Chitarra e basso: le corde del rock

La formazione classica di una rock band prevede la voce più tre strumenti: chitarra, basso e batteria. Questa la composizione di Nirvana, Red Hot Chili Peppers, Muse, AC/DC, ZZ Top e Motorhead, solo per citarne alcuni. Se la batteria detta il tempo agli altri strumentisti, dirigendo il ritmo dell’esecuzione e caricando il brano con la giusta grinta, basso e chitarra, pur essendo entrambi strumenti a corda, hanno ruoli diversi. Il primo dà corpo al brano, ponendosi a metà fra ritmo e melodia e di fatto dando contributi a entrambi; la seconda lo caratterizza, sia accompagnando la voce del cantante, sia diventando voce essa stessa, nei pezzi strumentali e nei momenti in cui conquista il centro della scena: durante gli assolo.

Il basso può essere acustico o elettrico. In quest’ultimo caso non ha cassa di risonanza. Le corde in genere sono soltanto quattro, molto più spesse di quelle da chitarra e la frequenza dei suoni è più bassa di circa un’ottava. Si suona pizzicandolo e le note vengono emesse una alla volta. L’utilizzo di accordi è raro.

La chitarra, strumento a sei corde, può essere acustica, classica o elettrica. Quest’ultimo tipo, come nel caso del basso, manca di cassa armonica ed è invece provvisto di pick up, ovvero di un sistema elettrico di amplificazione.

Manutenzione e accessori per chitarre e bassi

Dopo aver investito in uno strumento, è essenziale prendersene cura e utilizzare gli accessori adatti. Per mantenere accordati un basso o una chitarra ci si può avvalere di un accordatore elettrico. È importante montare corde di buona qualità, da scegliere in base al tipo di strumento.
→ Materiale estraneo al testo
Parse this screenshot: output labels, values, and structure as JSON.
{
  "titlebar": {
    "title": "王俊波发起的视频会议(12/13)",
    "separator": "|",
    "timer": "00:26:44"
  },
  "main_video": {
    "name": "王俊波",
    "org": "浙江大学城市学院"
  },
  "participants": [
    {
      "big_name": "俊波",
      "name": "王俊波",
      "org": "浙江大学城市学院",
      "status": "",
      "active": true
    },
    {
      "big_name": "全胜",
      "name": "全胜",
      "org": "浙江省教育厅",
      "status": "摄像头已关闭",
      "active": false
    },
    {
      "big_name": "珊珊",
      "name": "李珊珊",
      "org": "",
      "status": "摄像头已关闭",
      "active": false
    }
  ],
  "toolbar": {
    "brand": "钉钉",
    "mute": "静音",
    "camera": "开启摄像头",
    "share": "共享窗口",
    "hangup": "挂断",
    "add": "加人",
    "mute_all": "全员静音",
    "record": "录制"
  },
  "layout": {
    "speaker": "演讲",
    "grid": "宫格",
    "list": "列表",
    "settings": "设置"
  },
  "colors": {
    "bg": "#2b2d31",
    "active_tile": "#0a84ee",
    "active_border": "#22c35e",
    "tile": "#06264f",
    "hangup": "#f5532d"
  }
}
Anche la pulizia, indispensabile per mantenere costante la qualità del suono, non deve prescindere dall’utilizzo di articoli e prodotti giusti, evitando agenti troppo aggressivi e spugne abrasive.
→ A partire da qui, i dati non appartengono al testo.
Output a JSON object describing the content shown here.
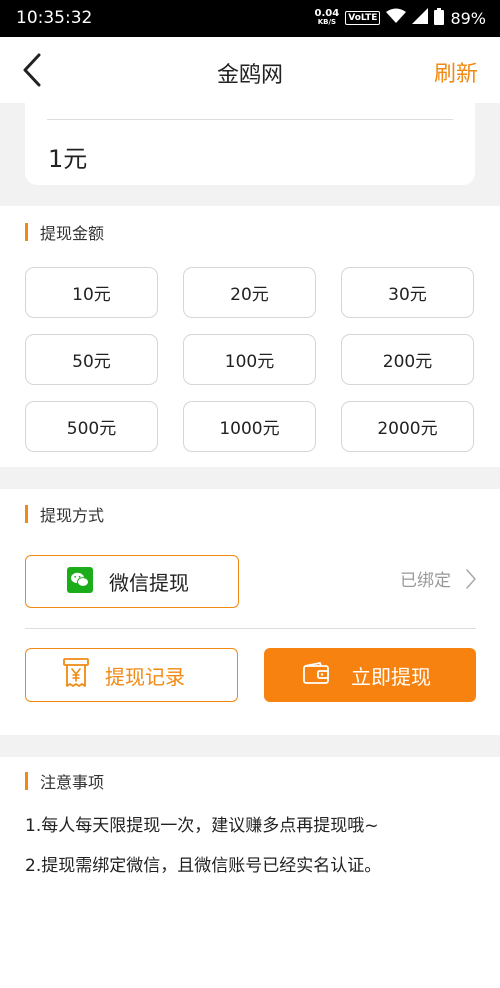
{
  "status_bar": {
    "time": "10:35:32",
    "net_speed_value": "0.04",
    "net_speed_unit": "KB/S",
    "volte": "VoLTE",
    "battery": "89%"
  },
  "nav": {
    "title": "金鸥网",
    "refresh_label": "刷新"
  },
  "amount_card": {
    "value": "1元"
  },
  "withdraw_amount": {
    "title": "提现金额",
    "options": [
      "10元",
      "20元",
      "30元",
      "50元",
      "100元",
      "200元",
      "500元",
      "1000元",
      "2000元"
    ]
  },
  "withdraw_method": {
    "title": "提现方式",
    "wechat_label": "微信提现",
    "bind_status": "已绑定"
  },
  "actions": {
    "records_label": "提现记录",
    "withdraw_label": "立即提现"
  },
  "notes": {
    "title": "注意事项",
    "items": [
      "1.每人每天限提现一次，建议赚多点再提现哦~",
      "2.提现需绑定微信，且微信账号已经实名认证。"
    ]
  },
  "colors": {
    "accent": "#f08a14",
    "primary_button": "#f7820f",
    "wechat_green": "#1aad19",
    "section_gap": "#f2f2f2"
  }
}
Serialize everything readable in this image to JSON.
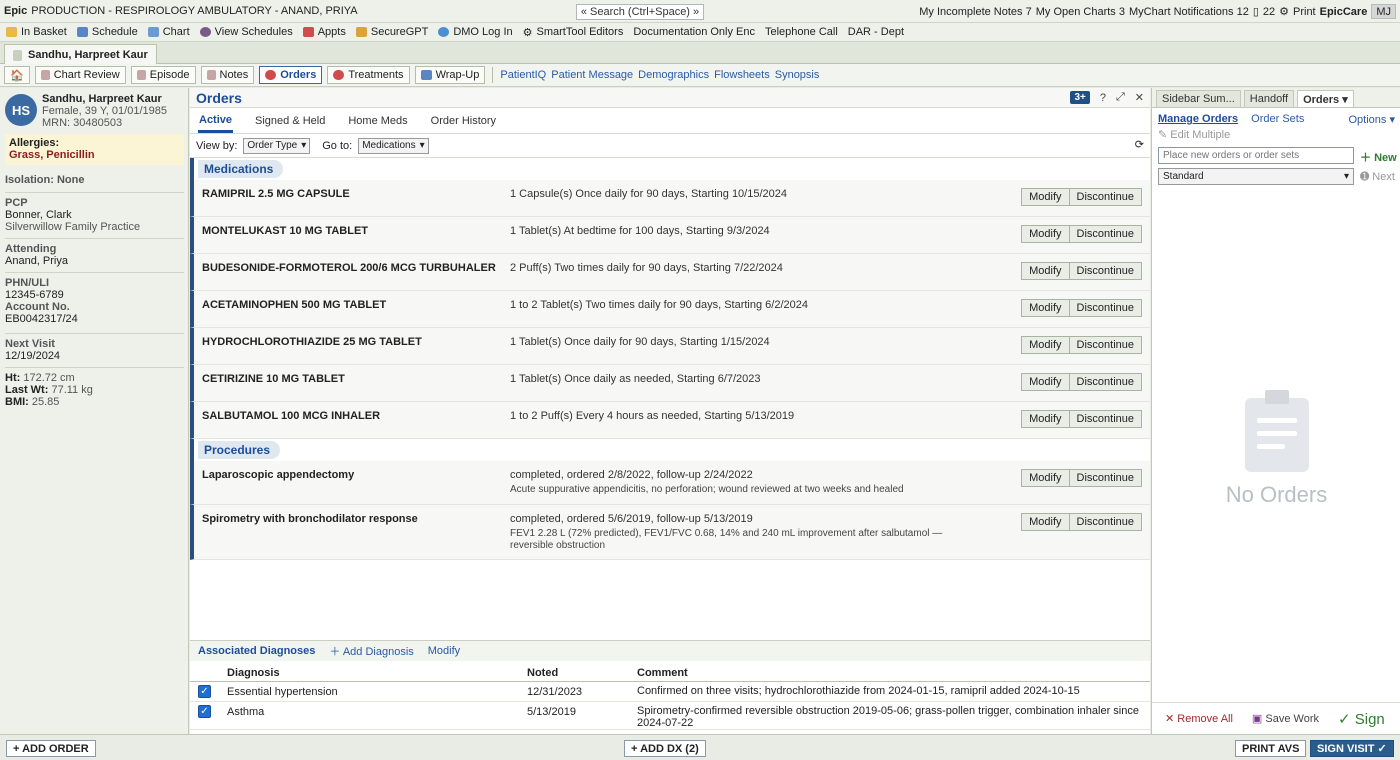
{
  "titlebar": {
    "app": "Epic",
    "context": "PRODUCTION - RESPIROLOGY AMBULATORY - ANAND, PRIYA",
    "search": "« Search (Ctrl+Space) »",
    "incomplete_notes": "My Incomplete Notes 7",
    "open_charts": "My Open Charts 3",
    "mychart": "MyChart Notifications 12",
    "msg_count": "22",
    "print": "Print",
    "brand": "EpicCare",
    "user": "MJ"
  },
  "toolbar": {
    "items": [
      "In Basket",
      "Schedule",
      "Chart",
      "View Schedules",
      "Appts",
      "SecureGPT",
      "DMO Log In",
      "SmartTool Editors",
      "Documentation Only Enc",
      "Telephone Call",
      "DAR - Dept"
    ]
  },
  "patient_tab": {
    "label": "Sandhu, Harpreet Kaur"
  },
  "activities": {
    "buttons": [
      "Chart Review",
      "Episode",
      "Notes",
      "Orders",
      "Treatments",
      "Wrap-Up"
    ],
    "links": [
      "PatientIQ",
      "Patient Message",
      "Demographics",
      "Flowsheets",
      "Synopsis"
    ]
  },
  "patient": {
    "initials": "HS",
    "name": "Sandhu, Harpreet Kaur",
    "demo": "Female, 39 Y, 01/01/1985",
    "mrn": "MRN: 30480503",
    "allergies_label": "Allergies:",
    "allergies": "Grass, Penicillin",
    "isolation": "Isolation: None",
    "pcp_label": "PCP",
    "pcp": "Bonner, Clark",
    "pcp_practice": "Silverwillow Family Practice",
    "attending_label": "Attending",
    "attending": "Anand, Priya",
    "phn_label": "PHN/ULI",
    "phn": "12345-6789",
    "account_label": "Account No.",
    "account": "EB0042317/24",
    "next_visit_label": "Next Visit",
    "next_visit": "12/19/2024",
    "ht_label": "Ht:",
    "ht": "172.72 cm",
    "wt_label": "Last Wt:",
    "wt": "77.11 kg",
    "bmi_label": "BMI:",
    "bmi": "25.85"
  },
  "orders": {
    "title": "Orders",
    "badge": "3+",
    "tabs": [
      "Active",
      "Signed & Held",
      "Home Meds",
      "Order History"
    ],
    "view_by_label": "View by:",
    "view_by": "Order Type",
    "goto_label": "Go to:",
    "goto": "Medications",
    "modify": "Modify",
    "discontinue": "Discontinue",
    "medications_label": "Medications",
    "procedures_label": "Procedures",
    "medications": [
      {
        "name": "RAMIPRIL 2.5 MG CAPSULE",
        "sig": "1 Capsule(s) Once daily for 90 days, Starting 10/15/2024"
      },
      {
        "name": "MONTELUKAST 10 MG TABLET",
        "sig": "1 Tablet(s) At bedtime for 100 days, Starting 9/3/2024"
      },
      {
        "name": "BUDESONIDE-FORMOTEROL 200/6 MCG TURBUHALER",
        "sig": "2 Puff(s) Two times daily for 90 days, Starting 7/22/2024"
      },
      {
        "name": "ACETAMINOPHEN 500 MG TABLET",
        "sig": "1 to 2 Tablet(s) Two times daily for 90 days, Starting 6/2/2024"
      },
      {
        "name": "HYDROCHLOROTHIAZIDE 25 MG TABLET",
        "sig": "1 Tablet(s) Once daily for 90 days, Starting 1/15/2024"
      },
      {
        "name": "CETIRIZINE 10 MG TABLET",
        "sig": "1 Tablet(s) Once daily as needed, Starting 6/7/2023"
      },
      {
        "name": "SALBUTAMOL 100 MCG INHALER",
        "sig": "1 to 2 Puff(s) Every 4 hours as needed, Starting 5/13/2019"
      }
    ],
    "procedures": [
      {
        "name": "Laparoscopic appendectomy",
        "sig": "completed, ordered 2/8/2022, follow-up 2/24/2022",
        "note": "Acute suppurative appendicitis, no perforation; wound reviewed at two weeks and healed"
      },
      {
        "name": "Spirometry with bronchodilator response",
        "sig": "completed, ordered 5/6/2019, follow-up 5/13/2019",
        "note": "FEV1 2.28 L (72% predicted), FEV1/FVC 0.68, 14% and 240 mL improvement after salbutamol — reversible obstruction"
      }
    ]
  },
  "diagnoses": {
    "title": "Associated Diagnoses",
    "add": "Add Diagnosis",
    "modify": "Modify",
    "columns": [
      "Diagnosis",
      "Noted",
      "Comment"
    ],
    "rows": [
      {
        "diagnosis": "Essential hypertension",
        "noted": "12/31/2023",
        "comment": "Confirmed on three visits; hydrochlorothiazide from 2024-01-15, ramipril added 2024-10-15"
      },
      {
        "diagnosis": "Asthma",
        "noted": "5/13/2019",
        "comment": "Spirometry-confirmed reversible obstruction 2019-05-06; grass-pollen trigger, combination inhaler since 2024-07-22"
      }
    ]
  },
  "sidebar": {
    "tabs": [
      "Sidebar Sum...",
      "Handoff",
      "Orders ▾"
    ],
    "manage_orders": "Manage Orders",
    "order_sets": "Order Sets",
    "options": "Options ▾",
    "edit_multiple": "Edit Multiple",
    "input_placeholder": "Place new orders or order sets",
    "new": "New",
    "standard": "Standard",
    "next": "Next",
    "empty": "No Orders",
    "remove_all": "Remove All",
    "save_work": "Save Work",
    "sign": "Sign"
  },
  "bottom": {
    "add_order": "+ ADD ORDER",
    "add_dx": "+ ADD DX (2)",
    "print_avs": "PRINT AVS",
    "sign_visit": "SIGN VISIT ✓"
  }
}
Supporti per chitarre e bassi: come scegliere quello giusto

Per tenere al riparo lo strumento da graffi e cadute occorre munirsi di un supporto apposito. Ne esistono di pensati sia per bassi che per chitarre elettriche che universali.
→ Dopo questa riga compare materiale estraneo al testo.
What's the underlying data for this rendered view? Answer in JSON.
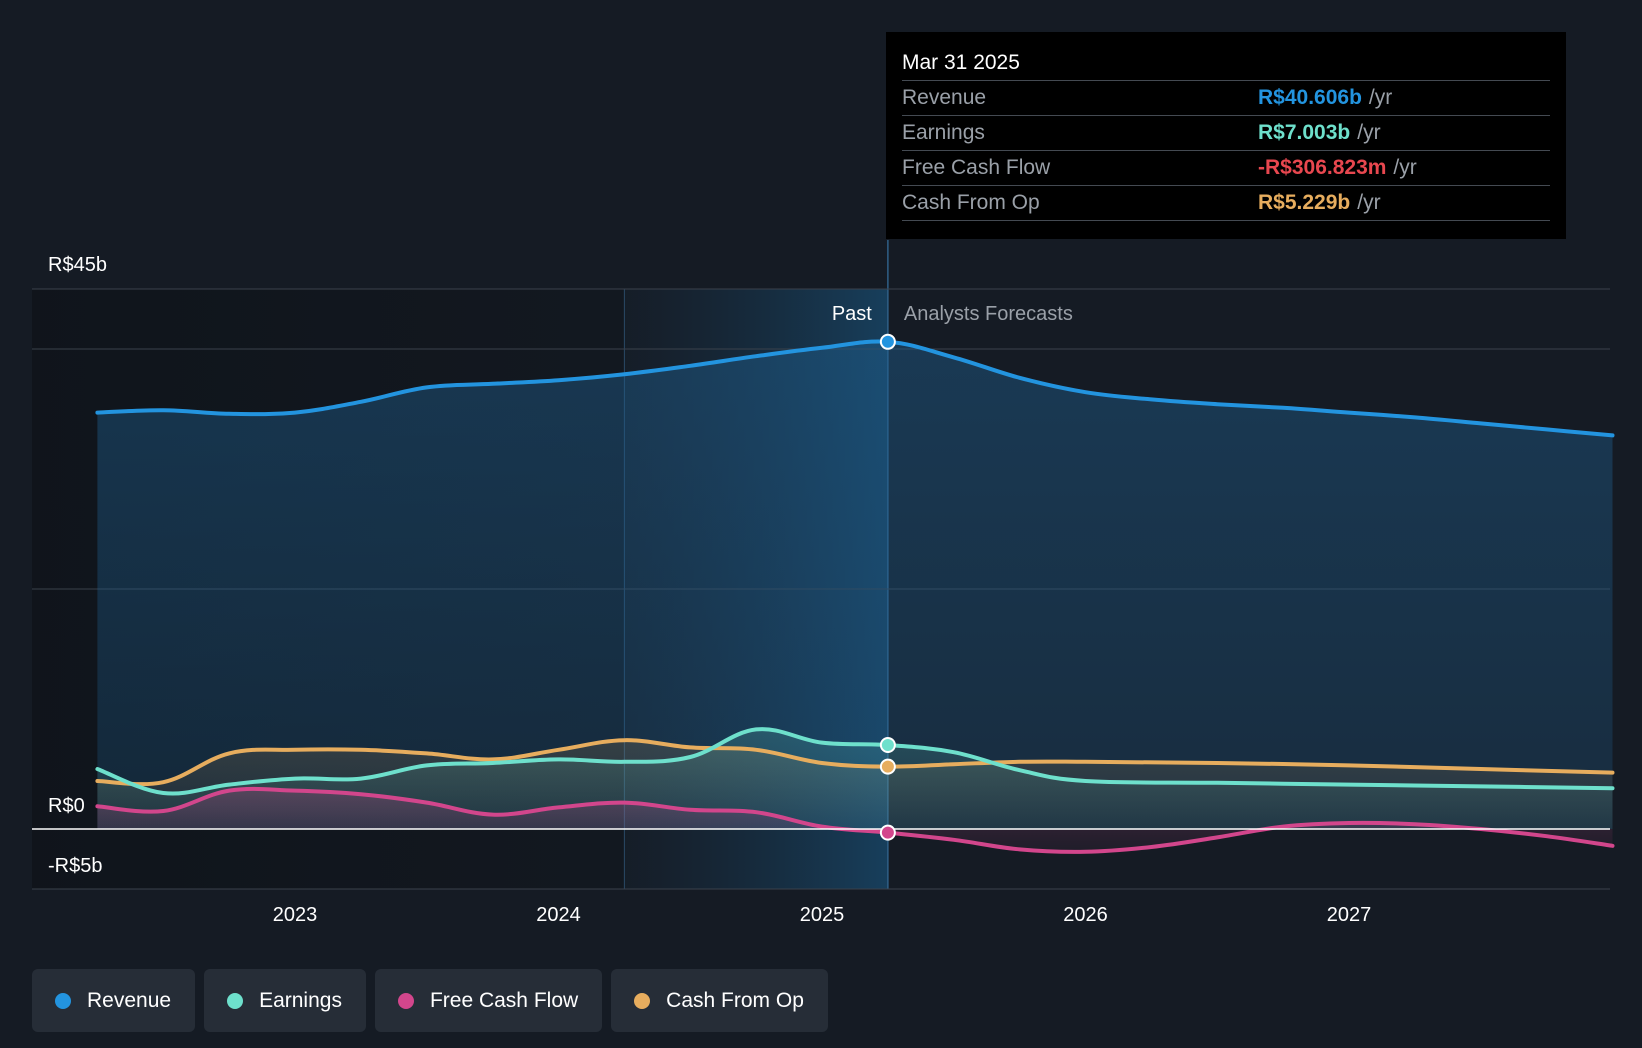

In caso si desideri un supporto di modesto ingombro da posizionare sul pavimento il modello A-Frame, ovvero a forma di “A”, in quanto pieghevole, potrebbe essere quello giusto. I supporti tubolari sono economici e adattabili alle diverse esigenze. Se si ha a disposizione una stanza piccola, o uno spazio comunque ridotto, la soluzione ideale potrebbe essere un supporto a parete, che permette non solo di tenere il proprio strumento al riparo da urti e cadute, ma anche di esporlo valorizzandone il potenziale decorativo. In caso si posseggano numerosi strumenti, occorre utilizzare un espositore multiplo.I prezzi variano a seconda del modello, da un minimo di 1 € fino a oltre 2.000 €.